Dans les deux cas d’espèces, les travaux supplémentaires de l’entreprise n’avaient pas été préalablement autorisés par le maître d’ouvrage.

Il résulte des dispositions de l’article 1793 du Code civil que l’entrepreneur ne peut demander un supplément de prix du marché au titre de travaux supplémentaires, que si ceux-ci ont été effectivement commandés par le maître d’ouvrage et que ce dernier ait émis un ordre de service préalable et écrit portant, tant sur le principe de réalisation desdits travaux, que sur le prix.

Toutefois, dans la pratique il est fréquent que des travaux supplémentaires soient exécutés sans ordre de service du maître d’ouvrage, mais résulte d’un accord verbal du maître d’ouvrage ou de l’initiative du maître d’œuvre.

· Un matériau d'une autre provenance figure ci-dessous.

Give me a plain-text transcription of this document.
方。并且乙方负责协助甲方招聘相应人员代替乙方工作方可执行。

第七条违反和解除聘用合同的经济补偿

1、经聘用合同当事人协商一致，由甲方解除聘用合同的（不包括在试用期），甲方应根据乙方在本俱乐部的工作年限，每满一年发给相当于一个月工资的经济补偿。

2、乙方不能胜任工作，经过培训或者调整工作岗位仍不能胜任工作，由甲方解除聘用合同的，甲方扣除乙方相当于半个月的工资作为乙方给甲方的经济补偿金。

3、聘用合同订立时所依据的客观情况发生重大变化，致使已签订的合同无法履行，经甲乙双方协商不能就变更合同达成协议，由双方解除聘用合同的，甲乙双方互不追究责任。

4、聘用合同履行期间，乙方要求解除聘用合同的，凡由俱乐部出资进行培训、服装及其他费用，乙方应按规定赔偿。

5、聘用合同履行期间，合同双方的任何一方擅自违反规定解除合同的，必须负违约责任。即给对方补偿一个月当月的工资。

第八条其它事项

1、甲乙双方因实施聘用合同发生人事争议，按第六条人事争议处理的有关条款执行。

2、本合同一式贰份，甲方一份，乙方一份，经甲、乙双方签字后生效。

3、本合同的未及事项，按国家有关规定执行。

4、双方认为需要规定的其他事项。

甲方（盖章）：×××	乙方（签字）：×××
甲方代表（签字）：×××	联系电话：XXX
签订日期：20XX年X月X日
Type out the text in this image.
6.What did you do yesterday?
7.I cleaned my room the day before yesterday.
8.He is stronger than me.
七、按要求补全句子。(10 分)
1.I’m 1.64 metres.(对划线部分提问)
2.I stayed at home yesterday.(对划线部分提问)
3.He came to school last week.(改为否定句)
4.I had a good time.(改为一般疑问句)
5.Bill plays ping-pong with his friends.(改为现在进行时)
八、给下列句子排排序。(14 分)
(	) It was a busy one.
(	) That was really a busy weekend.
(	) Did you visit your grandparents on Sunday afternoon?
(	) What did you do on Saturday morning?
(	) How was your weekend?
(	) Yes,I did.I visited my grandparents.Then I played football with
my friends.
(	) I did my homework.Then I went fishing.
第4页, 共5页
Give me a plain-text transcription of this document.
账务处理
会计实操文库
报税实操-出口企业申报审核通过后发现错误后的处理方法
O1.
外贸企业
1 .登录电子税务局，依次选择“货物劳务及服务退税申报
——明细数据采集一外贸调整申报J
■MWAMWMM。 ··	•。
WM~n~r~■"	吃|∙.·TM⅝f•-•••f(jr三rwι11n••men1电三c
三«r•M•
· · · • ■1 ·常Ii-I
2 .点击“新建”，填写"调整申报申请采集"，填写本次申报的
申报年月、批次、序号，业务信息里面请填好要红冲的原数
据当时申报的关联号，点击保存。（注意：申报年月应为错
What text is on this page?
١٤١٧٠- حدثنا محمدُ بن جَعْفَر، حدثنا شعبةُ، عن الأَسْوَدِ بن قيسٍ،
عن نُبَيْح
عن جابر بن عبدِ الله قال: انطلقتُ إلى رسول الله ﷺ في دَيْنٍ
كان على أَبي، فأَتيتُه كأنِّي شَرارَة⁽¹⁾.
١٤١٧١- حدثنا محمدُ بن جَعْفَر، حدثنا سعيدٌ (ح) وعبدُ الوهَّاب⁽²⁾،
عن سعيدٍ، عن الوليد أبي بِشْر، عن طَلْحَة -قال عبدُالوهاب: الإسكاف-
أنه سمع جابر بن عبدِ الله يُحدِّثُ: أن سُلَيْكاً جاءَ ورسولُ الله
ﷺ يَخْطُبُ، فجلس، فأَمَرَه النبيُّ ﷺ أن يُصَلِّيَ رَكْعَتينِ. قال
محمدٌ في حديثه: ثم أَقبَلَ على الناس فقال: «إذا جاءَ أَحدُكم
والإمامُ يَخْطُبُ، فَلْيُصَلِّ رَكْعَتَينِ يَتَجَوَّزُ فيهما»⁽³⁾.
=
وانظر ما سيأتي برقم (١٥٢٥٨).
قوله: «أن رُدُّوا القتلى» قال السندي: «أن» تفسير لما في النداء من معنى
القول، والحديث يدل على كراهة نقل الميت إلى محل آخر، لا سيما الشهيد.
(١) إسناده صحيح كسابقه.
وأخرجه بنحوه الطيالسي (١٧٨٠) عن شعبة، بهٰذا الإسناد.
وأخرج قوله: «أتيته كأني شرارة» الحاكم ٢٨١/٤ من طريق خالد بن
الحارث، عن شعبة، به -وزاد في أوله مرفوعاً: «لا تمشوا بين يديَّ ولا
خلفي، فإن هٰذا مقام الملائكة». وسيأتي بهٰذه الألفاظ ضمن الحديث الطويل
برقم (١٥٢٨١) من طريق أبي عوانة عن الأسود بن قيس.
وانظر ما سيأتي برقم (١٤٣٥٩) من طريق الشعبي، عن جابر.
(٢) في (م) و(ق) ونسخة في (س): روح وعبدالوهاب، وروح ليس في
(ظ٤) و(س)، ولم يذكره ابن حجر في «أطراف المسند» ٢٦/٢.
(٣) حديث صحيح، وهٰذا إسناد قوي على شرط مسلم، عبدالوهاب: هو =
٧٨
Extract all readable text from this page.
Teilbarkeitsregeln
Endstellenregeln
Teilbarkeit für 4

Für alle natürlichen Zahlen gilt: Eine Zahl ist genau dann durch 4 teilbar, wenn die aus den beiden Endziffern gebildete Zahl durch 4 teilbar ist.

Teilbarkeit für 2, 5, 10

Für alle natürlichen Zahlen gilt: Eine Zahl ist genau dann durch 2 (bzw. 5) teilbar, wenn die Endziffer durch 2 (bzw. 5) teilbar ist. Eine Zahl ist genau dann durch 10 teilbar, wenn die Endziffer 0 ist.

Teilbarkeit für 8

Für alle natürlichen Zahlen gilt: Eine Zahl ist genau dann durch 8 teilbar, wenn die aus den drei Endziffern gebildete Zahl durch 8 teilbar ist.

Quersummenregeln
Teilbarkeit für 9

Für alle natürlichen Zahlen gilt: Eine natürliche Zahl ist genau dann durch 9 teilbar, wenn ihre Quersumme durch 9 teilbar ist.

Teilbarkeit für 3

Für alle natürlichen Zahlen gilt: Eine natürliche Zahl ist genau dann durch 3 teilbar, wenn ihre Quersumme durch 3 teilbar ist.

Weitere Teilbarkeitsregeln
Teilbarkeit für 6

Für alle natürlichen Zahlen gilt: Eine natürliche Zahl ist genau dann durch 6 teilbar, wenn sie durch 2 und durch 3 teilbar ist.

C’est la raison pour laquelle la jurisprudence admet que les travaux supplémentaires réalisés par l’entrepreneur puissent faire l’objet a posteriori d’une ratification expresse par le maître d’ouvrage.

La jurisprudence admet également qu’une approbation tacite des travaux supplémentaires puisse intervenir, à condition que soit démontrée une acceptation non équivoque des travaux par le maître d’ouvrage.

Néanmoins, une ratification tacite des travaux supplémentaires ne peut résulter de l’attitude passive du maître d’ouvrage.

C’est pourquoi dans le premier cas d’espèce, la Cour de cassation, censurant ainsi l’arrêt d’appel, a accueilli favorablement le pourvoi en cassation formé par le maître d’ouvrage et jugé qu’en retenant que les parties se sont soumises, conformément au marché, à la procédure d’établissement du décompte définitif telle que définie par la norme NF P 03-001 et qu’à défaut de toute réponse du maître de l’ouvrage dans le délai de trente jours dont il disposait pour accepter ou refuser les observations de l’entreprise, celui-ci est réputé avoir accepté le solde du prix des travaux chiffré par cette dernière, la cour d’appel a violé le texte susvisé.

Dans le second cas d’espèce, la Cour de cassation a rejeté le pourvoi du maître d’ouvrage en considérant que la Cour d’appel a légalement justifié sa décision en retenant que la notification par le maître de l’ouvrage des décomptes définitifs à l’entreprise, incluant le coût de certains travaux supplémentaires est sans équivoque, valant ainsi acceptation expresse et non équivoque desdits travaux, réalisés hors forfait.